Rima Tawil, diva tragique du Liban
Après tant de tragédies (dont le désastre combiné du Covid et de l'explosion du port de Beyrouth), et alors que le pays du Cèdre est encore plongé dans une crise économique et sociétale terrible, c'est un heureux et artistique rendez-vous parisien qu'a enfin pu se donner la diaspora libanaise, à l'occasion de ce concert Salle Gaveau, qui prend des allures d'événement patriotique : dans la salle, où sont réunis des dignitaires politiques et religieux (aux côtés de concitoyens mais aussi de non-Libanais non moins heureux du spectacle), ainsi que sur scène où la Diva Rima Tawil fait ce soir office de gloire et d'ambassadrice nationale. D'autant plus que la soirée alterne la récitation des textes traduits en français puis leur interprétation chantée en langue originale. Des récitations enfiévrées pleinement assumées par l'incandescente Carla Antoun dont la voix de tragédienne s'élève avec son poing appelant à la révolution patriotique : annonçant et résonnant pleinement d'avance avec la voix chantée de Rima Tawil.

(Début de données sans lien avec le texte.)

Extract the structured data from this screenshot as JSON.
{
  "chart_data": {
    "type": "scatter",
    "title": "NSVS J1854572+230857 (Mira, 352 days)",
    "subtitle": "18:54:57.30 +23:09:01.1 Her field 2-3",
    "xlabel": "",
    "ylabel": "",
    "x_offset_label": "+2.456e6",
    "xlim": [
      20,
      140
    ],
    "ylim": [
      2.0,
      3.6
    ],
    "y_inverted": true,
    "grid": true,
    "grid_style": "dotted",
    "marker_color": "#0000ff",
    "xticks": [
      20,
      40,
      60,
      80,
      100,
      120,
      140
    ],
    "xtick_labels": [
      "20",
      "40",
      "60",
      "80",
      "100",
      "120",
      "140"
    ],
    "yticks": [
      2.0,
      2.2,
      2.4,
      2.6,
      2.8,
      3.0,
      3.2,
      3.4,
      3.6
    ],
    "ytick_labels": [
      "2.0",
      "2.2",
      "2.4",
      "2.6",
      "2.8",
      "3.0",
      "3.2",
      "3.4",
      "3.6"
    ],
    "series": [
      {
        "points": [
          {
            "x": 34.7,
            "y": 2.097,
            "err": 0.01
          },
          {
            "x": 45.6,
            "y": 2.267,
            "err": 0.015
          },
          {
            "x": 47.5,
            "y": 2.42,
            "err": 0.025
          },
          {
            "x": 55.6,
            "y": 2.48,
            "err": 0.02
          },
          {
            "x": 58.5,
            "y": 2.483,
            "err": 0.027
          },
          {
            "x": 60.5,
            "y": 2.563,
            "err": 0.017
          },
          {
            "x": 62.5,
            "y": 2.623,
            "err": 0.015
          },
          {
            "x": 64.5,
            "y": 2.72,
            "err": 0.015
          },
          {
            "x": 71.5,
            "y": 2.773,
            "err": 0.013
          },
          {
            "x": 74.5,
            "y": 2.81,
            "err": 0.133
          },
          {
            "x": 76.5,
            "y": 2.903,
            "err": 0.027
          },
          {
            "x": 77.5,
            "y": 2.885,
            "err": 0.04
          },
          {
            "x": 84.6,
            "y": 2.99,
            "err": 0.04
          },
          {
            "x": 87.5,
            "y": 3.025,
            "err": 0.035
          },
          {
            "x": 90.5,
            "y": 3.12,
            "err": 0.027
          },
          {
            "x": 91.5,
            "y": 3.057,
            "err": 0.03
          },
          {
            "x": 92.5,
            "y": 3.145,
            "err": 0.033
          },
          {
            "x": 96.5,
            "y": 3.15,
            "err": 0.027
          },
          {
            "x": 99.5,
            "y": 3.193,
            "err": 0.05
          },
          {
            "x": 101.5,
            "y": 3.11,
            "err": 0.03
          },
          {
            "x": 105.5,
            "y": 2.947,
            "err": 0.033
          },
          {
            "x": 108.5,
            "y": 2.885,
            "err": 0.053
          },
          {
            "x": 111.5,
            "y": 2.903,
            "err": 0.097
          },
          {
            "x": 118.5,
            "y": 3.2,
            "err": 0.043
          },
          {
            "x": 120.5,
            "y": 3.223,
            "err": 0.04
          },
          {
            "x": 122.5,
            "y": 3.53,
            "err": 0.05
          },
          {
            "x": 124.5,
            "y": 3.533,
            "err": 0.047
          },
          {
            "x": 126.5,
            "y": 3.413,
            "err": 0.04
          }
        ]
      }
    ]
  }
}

La soirée est donc celle des traductions et des résonances mettant à l'honneur d'une valise diplomatique poétique les textes de Rushdi Maalouf, Perron Ramli, Carmen Vita, Camille et Rima Tawil elle-même, avec les musiques de Rania Awada, Joseph et Paul Khalifé mais aussi de l'incroyablement bien nommé "Eros Babylone". Mais si les textes et les musiques libanaises font résonner deux univers, la voix de Rima Tawil parcourt une tierce voie.
La chanteuse franco-libanaise a suivi une formation lyrique, elle interprète ici un répertoire libanais, mais le résultat n'appartient ni à l'une ni à l'autre tradition ou technique. En effet, son chant s'appuie entièrement sur un immense oxymore de vibrato (à la fois en fond de gorge et renforcé par une vibration maxillaire maximale). Surenchérissant sur ce vibrato, ses grands glissandi abolissent la notion même de hauteur de notes. La voix reposant entièrement sur cette vibration, elle alterne entre des absences de projection (renforcée par la fatigue de la performance) et de soudaines accentuations tragiques dans tous les sens du terme, à l'inverse de la souplesse essentielle requise par la musique libanaise, ou autre. Pourtant, la chanteuse assume crânement toute sa performance de ce même acabit, avec bien évidemment sa maîtrise de sa langue maternelle (elle semble même faire encore plus vibrer les "m" bouche fermée). La voix est d'autant plus (d)étonnante que la présence scénique de la diva est incontestable, éblouissante dans la noblesse de son port, dans sa cape couleur sable clair et aux broderies argentées : dégageant cette évidence de l'artiste capée qui ne peut qu'être acclamée du public. D'autant que la cantatrice se saisit même de la baguette du chef, pour diriger elle-même l'Orchestre (là encore avec une technique oxymorique unique en son genre : entre rigueur du bras et souplesse aussi absolue du poignet) mais en sachant précisément quand se tourner vers quel pupitre.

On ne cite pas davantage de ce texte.